Appleも2022年4月から米国で「Self Service Repair」をスタート

 iPhone 14も設計が変わり、ガラスパネルやバッテリーの交換がしやすいようになった。もっともこれは、生産拠点が変更になったため、製造の難易度を下げる目的という説もある。

 一方日本でも、スマホの自己修理は、権利として認められていくのだろうか。これには、かなりのハードルがある。

 まず第1に、現行法では技適マークのあるスマートフォンなどを分解すると、改造とみなされて電波法違反となる可能性があることだ。たとえ分解前とまったく同じように組み立て直しても、一旦中を開けた以上、改造していないという証拠がない。また純正部品からサードパーティ製部品への交換は、改造とみなされる可能性は高い。電波法違反は非常に罪が重く、1年以下の懲役、または100万円以下の罰金が科せられる。

 法的に修理が可能なのは、メーカーか、メーカーから委託を受けた正規修理事業者に限られる。街の修理屋で、格安バッテリー交換などと謳う事業者もあるが、メーカーからの委託を受けていない事業者に依頼した場合は、その利用者が修理品の電源を入れて電波を発した時点で違法となり、利用者が刑罰の対象となり得る。例え技術的に問題がなくても、法解釈としてはそうなるという事である。

 ましてや自分で分解して修理するなどは、当然アウトという事になる。自動車の車検制度みたいに、資格を持った事業者が検査して技適マークを張り直すみたいな仕組みも考えられなくもないが、検査費用を考えると自分で修理した方が高く付きそうである。
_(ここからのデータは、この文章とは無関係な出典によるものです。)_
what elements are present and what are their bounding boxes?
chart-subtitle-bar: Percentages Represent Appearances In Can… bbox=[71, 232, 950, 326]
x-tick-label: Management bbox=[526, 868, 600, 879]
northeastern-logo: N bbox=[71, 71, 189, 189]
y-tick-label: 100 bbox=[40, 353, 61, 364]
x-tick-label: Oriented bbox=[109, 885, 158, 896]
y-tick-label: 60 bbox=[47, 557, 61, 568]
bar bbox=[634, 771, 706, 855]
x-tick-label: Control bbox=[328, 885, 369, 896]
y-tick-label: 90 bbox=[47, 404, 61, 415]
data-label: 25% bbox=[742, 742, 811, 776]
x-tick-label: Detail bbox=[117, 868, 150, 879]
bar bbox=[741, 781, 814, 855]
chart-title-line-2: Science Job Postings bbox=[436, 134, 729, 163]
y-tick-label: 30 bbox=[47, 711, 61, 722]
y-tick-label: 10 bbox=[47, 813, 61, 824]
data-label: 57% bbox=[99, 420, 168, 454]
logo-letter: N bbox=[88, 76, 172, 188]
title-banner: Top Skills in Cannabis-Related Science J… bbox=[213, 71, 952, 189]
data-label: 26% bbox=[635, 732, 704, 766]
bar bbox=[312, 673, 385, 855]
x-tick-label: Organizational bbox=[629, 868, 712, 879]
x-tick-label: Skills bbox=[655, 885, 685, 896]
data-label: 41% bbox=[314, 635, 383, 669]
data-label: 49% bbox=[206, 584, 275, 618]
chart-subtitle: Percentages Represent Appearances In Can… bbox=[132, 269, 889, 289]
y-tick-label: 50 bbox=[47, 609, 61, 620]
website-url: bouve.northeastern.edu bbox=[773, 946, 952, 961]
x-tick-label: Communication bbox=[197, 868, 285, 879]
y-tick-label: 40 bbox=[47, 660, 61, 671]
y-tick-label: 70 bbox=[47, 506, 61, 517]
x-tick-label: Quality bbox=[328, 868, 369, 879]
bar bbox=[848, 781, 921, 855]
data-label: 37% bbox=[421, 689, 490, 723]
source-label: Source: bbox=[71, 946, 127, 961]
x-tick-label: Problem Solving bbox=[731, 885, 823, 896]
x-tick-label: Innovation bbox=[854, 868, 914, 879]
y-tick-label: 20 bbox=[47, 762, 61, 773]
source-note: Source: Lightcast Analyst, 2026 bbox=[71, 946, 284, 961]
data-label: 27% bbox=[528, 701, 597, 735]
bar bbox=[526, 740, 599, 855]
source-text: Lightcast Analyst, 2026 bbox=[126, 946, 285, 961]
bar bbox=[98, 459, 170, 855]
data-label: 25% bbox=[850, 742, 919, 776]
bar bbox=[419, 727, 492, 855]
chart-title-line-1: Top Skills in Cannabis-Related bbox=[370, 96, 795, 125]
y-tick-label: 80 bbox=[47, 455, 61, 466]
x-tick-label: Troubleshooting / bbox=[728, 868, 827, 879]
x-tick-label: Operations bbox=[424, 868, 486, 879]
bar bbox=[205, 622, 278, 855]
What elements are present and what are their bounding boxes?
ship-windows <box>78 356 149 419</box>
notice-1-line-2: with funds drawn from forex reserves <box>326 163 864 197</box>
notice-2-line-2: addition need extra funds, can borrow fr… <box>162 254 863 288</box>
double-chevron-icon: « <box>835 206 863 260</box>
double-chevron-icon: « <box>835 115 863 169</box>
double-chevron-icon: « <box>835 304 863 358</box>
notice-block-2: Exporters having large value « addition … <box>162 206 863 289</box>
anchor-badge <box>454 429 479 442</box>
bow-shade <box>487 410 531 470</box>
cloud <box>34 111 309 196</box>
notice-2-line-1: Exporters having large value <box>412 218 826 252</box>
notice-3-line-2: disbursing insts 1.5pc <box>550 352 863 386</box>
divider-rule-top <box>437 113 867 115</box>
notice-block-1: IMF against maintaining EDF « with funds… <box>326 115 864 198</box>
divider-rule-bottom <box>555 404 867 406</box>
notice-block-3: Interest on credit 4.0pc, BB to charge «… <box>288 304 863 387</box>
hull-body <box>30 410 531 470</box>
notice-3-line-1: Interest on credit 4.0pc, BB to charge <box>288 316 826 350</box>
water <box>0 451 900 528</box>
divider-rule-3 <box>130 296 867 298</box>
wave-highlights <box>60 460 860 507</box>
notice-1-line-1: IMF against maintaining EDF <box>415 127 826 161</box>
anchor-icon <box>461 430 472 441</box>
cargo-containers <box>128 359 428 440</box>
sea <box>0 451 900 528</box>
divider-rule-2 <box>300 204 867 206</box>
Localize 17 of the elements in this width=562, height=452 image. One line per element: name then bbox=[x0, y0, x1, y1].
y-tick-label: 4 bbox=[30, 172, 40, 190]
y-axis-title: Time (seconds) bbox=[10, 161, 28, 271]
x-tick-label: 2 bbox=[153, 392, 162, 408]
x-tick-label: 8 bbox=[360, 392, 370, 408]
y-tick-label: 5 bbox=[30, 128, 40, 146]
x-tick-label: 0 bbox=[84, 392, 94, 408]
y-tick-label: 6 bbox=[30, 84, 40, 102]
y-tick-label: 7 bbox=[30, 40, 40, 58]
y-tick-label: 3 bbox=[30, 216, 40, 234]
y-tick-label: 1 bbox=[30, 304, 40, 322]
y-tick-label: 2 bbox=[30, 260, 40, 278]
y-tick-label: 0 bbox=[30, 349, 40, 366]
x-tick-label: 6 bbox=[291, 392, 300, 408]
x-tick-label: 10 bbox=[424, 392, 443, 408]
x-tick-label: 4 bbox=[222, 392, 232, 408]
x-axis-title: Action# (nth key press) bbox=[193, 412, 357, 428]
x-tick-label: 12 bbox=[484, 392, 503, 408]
 しかしその一方で、古いiPhone向けに自分で修理するためのパーツがAmazonなどで普通に手に入るという現実もある。まずは技術的に可能かどうかの前に、電波法の改正を行なわなければ無理というのが、日本の現状だ。

 もう1つは、修理の難易度である。スマートフォンのパーツは、それぞれがかなり小さく、指でつまむと中まで指が入らないので、ほとんどはピンセット作業である。電源は切ってあっても、バッテリー自体は生きているため、触る場所に気をつけないとショートする恐れがある。また先端の尖ったピンセットでバッテリーの表面を傷付けるといった事になれば、リチウムイオン電池の安全性は大きく下がる。

 実際問題として、メカ的、電気的知識に加えて手先の器用さが問われるため、普通の人が誰でもできるものではない。もちろん、修理に失敗しても誰の責任でもなく、自分のせいである。修理する権利は、これを受け入れられるかとのセットになる。